Project documentation is [available on ReadTheDocs](https://undate-python.readthedocs.io/en/latest/).

For instructions on setting up for local development, see [Developer Notes](DEVELOPER_NOTES.md).

See [Contributors](CONTRIBUTORS.md) for more detailed information about contributors.


## Publications & Presentations

* Rebecca Sutton Koeser, Julia Damerow, Robert Casties, and Cole Crawford.  “[Undate: Humanistic Dates for Computation](https://doi.org/10.1017/chr.2025.10006).”  Software paper published in _Computational Humanities Research_, August 5, 2025.
* Rebecca Sutton Koeser. “[Undate: Computing with Uncertain and Partially-Unknown Dates](https://doi.org/10.5281/zenodo.17253974).” Computational notebook presented at USRSE’25. October 6, 2025.
* Rebecca Sutton Koeser. “[Undate in Action](https://rlskoeser.github.io/undate-in-action/).” Presentation at [Digital Humanities Tech Symposium](https://dh-tech.github.io/2025/06/04/digital-humanities-tech-symposium-agenda/), DH2025. July 14, 2025.
* Rebecca Sutton Koeser. 2025. “[Undate in Action](https://doi.org/10.63744/SFtXXpIE4ERh).” In Digital Humanities Tech Symposium 2025—Anthology of Computers and the Humanities, edited by Julia Damerow and Rebecca Sutton Koeser, vol. 2.
* Rebecca Sutton Koeser. [Join me for a DHTech hackathon?
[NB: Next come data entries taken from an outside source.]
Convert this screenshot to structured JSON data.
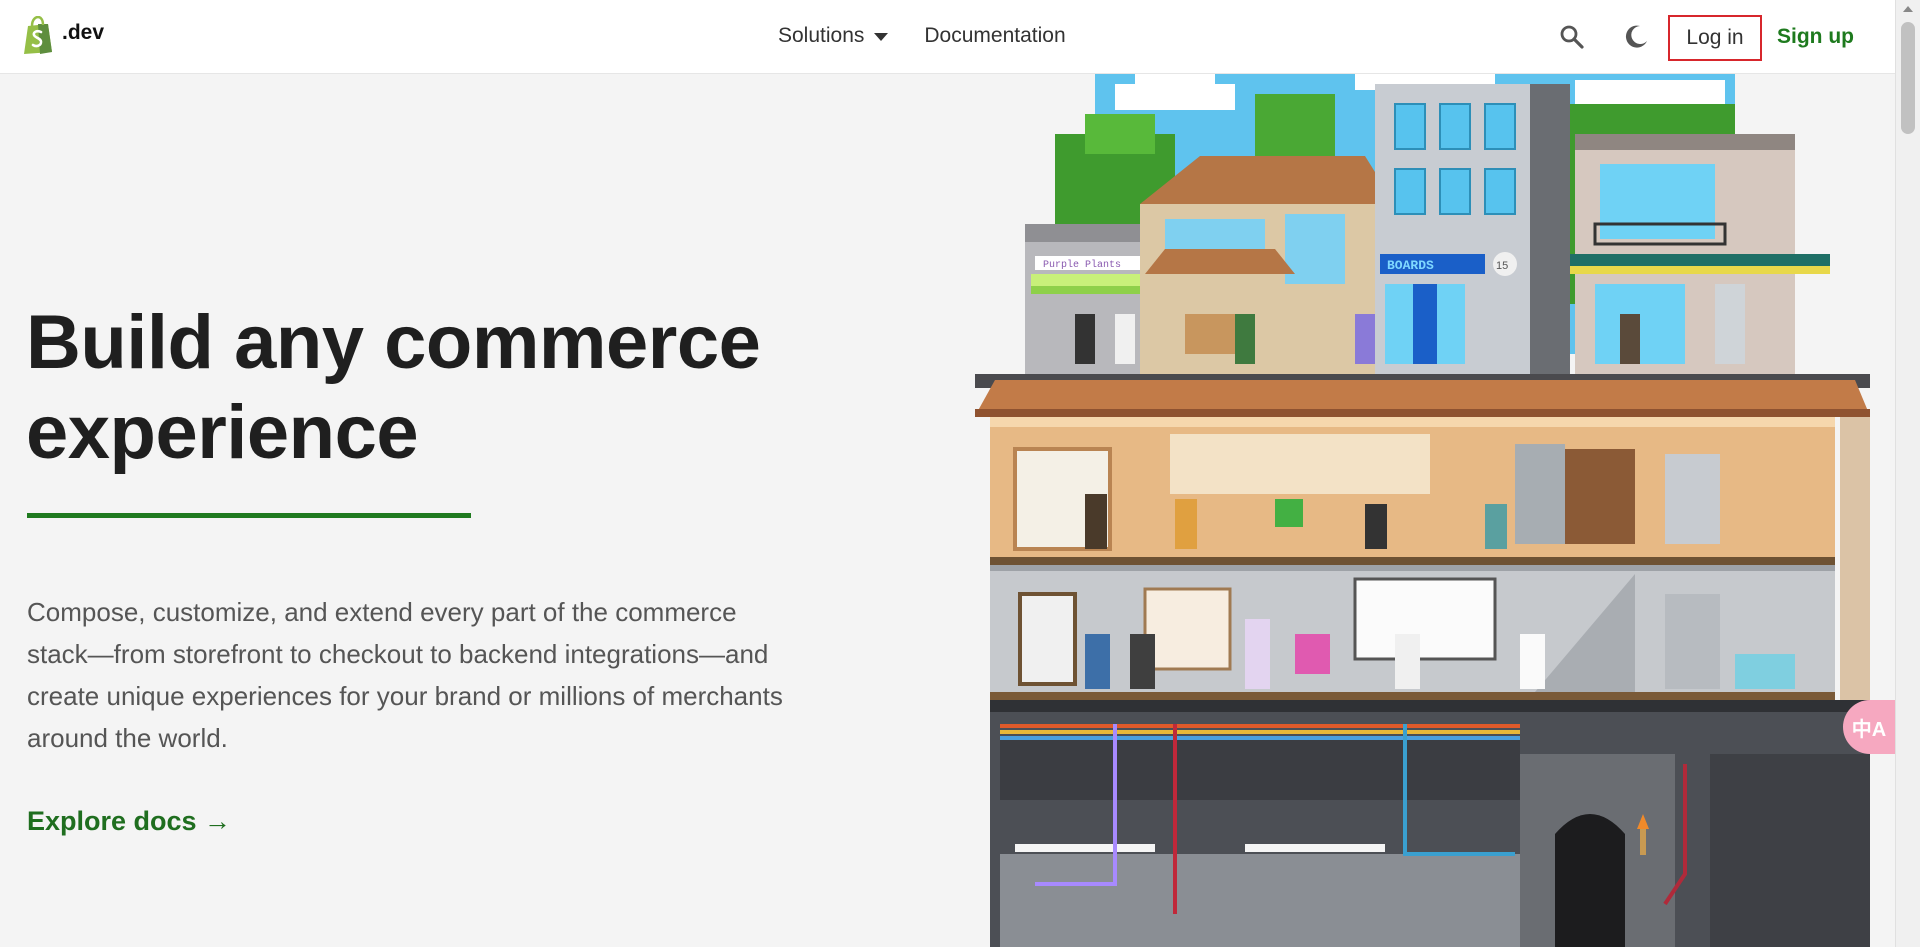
{
  "nav": {
    "logo_text": ".dev",
    "solutions_label": "Solutions",
    "documentation_label": "Documentation",
    "login_label": "Log in",
    "signup_label": "Sign up",
    "icons": [
      "shopify-bag-icon",
      "search-icon",
      "moon-icon",
      "chevron-down-icon"
    ]
  },
  "hero": {
    "title": "Build any commerce experience",
    "description": "Compose, customize, and extend every part of the commerce stack—from storefront to checkout to backend integrations—and create unique experiences for your brand or millions of merchants around the world.",
    "cta_label": "Explore docs →"
  },
  "illustration": {
    "sign_store": "Purple Plants",
    "sign_boards": "BOARDS",
    "building_number": "15"
  },
  "translate_label": "中A",
  "colors": {
    "brand_green": "#1f7a1f",
    "login_outline": "#d7262c",
    "background": "#f4f4f4"
  }
}
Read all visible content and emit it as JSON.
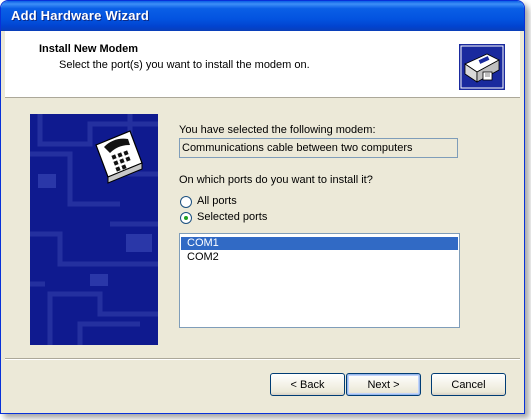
{
  "window": {
    "title": "Add Hardware Wizard"
  },
  "header": {
    "title": "Install New Modem",
    "subtitle": "Select the port(s) you want to install the modem on."
  },
  "icons": {
    "header": "hardware-wizard-icon",
    "side": "telephone-modem-icon"
  },
  "modem": {
    "label": "You have selected the following modem:",
    "value": "Communications cable between two computers"
  },
  "ports": {
    "question": "On which ports do you want to install it?",
    "options": [
      {
        "label": "All ports",
        "checked": false
      },
      {
        "label": "Selected ports",
        "checked": true
      }
    ],
    "list": [
      {
        "label": "COM1",
        "selected": true
      },
      {
        "label": "COM2",
        "selected": false
      }
    ]
  },
  "buttons": {
    "back": "< Back",
    "next": "Next >",
    "cancel": "Cancel"
  },
  "colors": {
    "title_bar": "#0a5fe6",
    "side_panel": "#0f1a8f",
    "selection": "#316ac5"
  }
}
It’s an un-date!](https://dh-tech.github.io/blog/2023/02/09/hackathon-undate/) DHTech, February 9, 2023.

## Related Projects

- ISO8601 date support and dates with unknown years, including duration, adapted from [Shakespeare and Company Project](https://shakespeareandco.princeton.edu/) ([codebase](https://github.com/Princeton-CDH/mep-django))
- Parsing and calendar conversion for Hebrew Anno Mundi and Islamic Hijri calendars adapted from [Princeton Geniza Project (PGP)](https://geniza.princeton.edu/) ([codebase](https://github.com/Princeton-CDH/geniza/)); improved and verified with data and logic from the [Islamic Scientific Manuscripts Initiative (ISMI)](https://ismi.mpiwg-berlin.mpg.de/) 
- Parsing for dates in African languages inspired by work on and partially checked against data from [MasakhaNER](https://github.com/masakhane-io/masakhane-ner)
- Parsing and calendar conversion for Christian liturgical holidays adapted from work on [Hale/Eliot Letters project](https://cdh.princeton.edu/projects/haleeliot-letters/)


## License

This software is licensed under the [Apache 2.0 License](LICENSE.md).